In rate-limit / token-budget / resolvers:

  • RateLimiter.maxBuckets defaults to 100,000
  • DailyTokenBudget.maxBuckets defaults to 100,000
  • TtlResolver.maxSize defaults to 10,000 (cache)
  • TtlResolver.maxInflight defaults to 1,000 (in-flight promises)
  • RevocationChecker.maxSize defaults to 10,000
  • RevocationChecker.maxInflight defaults to 1,000 (with concurrent-jti dedup)
  • CircuitBreaker.maxPeers defaults to 10,000
  • Content-Length header values that are not finite + non-negative numbers are dropped (no NaN/Infinity poisoning of the bucket)

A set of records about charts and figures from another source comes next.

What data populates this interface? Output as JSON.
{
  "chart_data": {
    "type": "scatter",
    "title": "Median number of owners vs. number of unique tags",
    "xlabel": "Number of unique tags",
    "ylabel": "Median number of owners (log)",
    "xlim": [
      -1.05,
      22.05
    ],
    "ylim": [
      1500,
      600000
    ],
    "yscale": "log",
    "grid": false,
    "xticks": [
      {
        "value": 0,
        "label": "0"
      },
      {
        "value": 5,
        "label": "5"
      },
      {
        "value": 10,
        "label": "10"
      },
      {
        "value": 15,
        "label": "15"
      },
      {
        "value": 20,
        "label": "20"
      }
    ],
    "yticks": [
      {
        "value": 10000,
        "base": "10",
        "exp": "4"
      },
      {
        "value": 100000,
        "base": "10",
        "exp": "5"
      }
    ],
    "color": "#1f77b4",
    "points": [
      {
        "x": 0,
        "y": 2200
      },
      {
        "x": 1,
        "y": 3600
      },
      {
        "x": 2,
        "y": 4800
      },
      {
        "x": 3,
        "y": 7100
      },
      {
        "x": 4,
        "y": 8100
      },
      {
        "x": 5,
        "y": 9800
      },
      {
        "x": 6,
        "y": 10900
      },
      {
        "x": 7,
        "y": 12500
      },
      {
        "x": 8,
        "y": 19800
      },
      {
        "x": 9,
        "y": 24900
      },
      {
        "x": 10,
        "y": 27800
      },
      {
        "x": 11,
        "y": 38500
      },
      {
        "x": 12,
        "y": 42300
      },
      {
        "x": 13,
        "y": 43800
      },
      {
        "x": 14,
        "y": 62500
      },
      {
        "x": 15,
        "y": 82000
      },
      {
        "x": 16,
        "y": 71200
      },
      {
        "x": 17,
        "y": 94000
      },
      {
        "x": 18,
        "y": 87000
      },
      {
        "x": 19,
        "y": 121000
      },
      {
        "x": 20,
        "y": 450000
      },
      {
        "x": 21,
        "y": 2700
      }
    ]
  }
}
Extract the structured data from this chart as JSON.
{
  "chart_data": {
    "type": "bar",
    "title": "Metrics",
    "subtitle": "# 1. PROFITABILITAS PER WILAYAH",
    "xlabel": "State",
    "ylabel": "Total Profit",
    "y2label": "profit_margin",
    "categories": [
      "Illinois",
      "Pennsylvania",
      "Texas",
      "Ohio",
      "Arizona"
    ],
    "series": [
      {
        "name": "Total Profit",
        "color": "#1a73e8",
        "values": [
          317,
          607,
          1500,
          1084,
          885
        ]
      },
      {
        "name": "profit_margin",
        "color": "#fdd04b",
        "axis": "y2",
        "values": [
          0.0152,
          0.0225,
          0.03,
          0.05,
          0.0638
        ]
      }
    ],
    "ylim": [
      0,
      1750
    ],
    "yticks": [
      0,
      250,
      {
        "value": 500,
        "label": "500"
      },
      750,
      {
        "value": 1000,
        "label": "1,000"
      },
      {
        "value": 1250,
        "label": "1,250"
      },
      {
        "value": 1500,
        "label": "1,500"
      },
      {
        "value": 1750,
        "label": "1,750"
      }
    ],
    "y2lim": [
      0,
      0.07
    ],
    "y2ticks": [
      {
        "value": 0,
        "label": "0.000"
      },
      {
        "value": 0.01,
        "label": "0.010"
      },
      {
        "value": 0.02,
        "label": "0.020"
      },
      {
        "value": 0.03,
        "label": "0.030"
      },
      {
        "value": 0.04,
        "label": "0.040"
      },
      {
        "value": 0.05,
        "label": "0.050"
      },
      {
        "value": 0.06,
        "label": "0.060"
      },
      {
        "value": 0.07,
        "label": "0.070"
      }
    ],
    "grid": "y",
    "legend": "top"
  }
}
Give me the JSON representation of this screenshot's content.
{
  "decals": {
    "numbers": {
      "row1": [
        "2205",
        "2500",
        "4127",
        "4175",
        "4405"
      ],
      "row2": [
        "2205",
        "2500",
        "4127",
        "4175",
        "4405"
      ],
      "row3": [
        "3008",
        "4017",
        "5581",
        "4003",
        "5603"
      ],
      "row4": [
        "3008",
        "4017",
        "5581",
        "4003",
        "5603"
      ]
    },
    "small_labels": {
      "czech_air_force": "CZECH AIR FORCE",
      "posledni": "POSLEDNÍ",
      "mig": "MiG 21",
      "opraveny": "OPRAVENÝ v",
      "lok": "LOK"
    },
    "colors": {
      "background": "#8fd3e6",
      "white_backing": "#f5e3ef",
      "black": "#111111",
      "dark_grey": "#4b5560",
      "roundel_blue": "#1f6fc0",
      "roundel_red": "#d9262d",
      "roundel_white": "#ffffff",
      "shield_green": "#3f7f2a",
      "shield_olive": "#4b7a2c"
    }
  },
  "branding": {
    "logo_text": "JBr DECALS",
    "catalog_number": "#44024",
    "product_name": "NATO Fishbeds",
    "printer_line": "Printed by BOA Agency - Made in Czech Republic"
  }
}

These caps bound memory under attacker-controlled key floods. Sizing guidance: pick a bound that comfortably exceeds your expected legitimate-traffic distinct-key population over the cache TTL window. If you see eviction churn in production, raise the cap or shorten envelope exp. Eviction is FIFO over insertion order (after sweeping expired entries); a real user whose entry is evicted under flood gets a fresh window — degraded enforcement, not service denial.

In verifyAaeMiddleware:

  • HTTP 503 response on resolver-throw includes only {"error":"verify_unavailable"}. Underlying error message is logged server-side via the logger callback only — never leaked to the client.
  • All verifyAae fail-reason strings are opaque (no embedded error message slices).

In auditMiddleware:

  • Query string is stripped from the audit path by default (defends against accidental token logging). Set includeQueryInAudit: true to opt in.
  • Sink failure is logged at error level (was warn) — a silent audit-trail gap is a security incident.
  • Async sink rejections are caught and logged at error level (won't crash the process under --unhandled-rejections=strict).

In trustScoreGateMiddleware:

  • Out-of-range threshold_override (negative, > 1, non-finite) is ignored; falls back to the gateway default. Defends against malformed ACL rows silently driving the gate.
  • 403 response body does NOT include the score or threshold — returning them is a precise oracle for an attacker probing the trust formula.

In auditMiddleware and rateLimitMiddleware:

  • Composite keys are JSON-encoded tuples ([callerDid, slug]) rather than ${did}|${slug} — defends against collision attacks where a crafted DID contains the chosen separator.

You can relax these for migration compatibility, but the library defaults to "fail closed".

Versioning + advisories

Security-relevant fixes will be released as patch versions (0.1.x) with a note in the CHANGELOG. We will publish a GitHub Security Advisory for any vulnerability we fix that we believe could affect production deployments.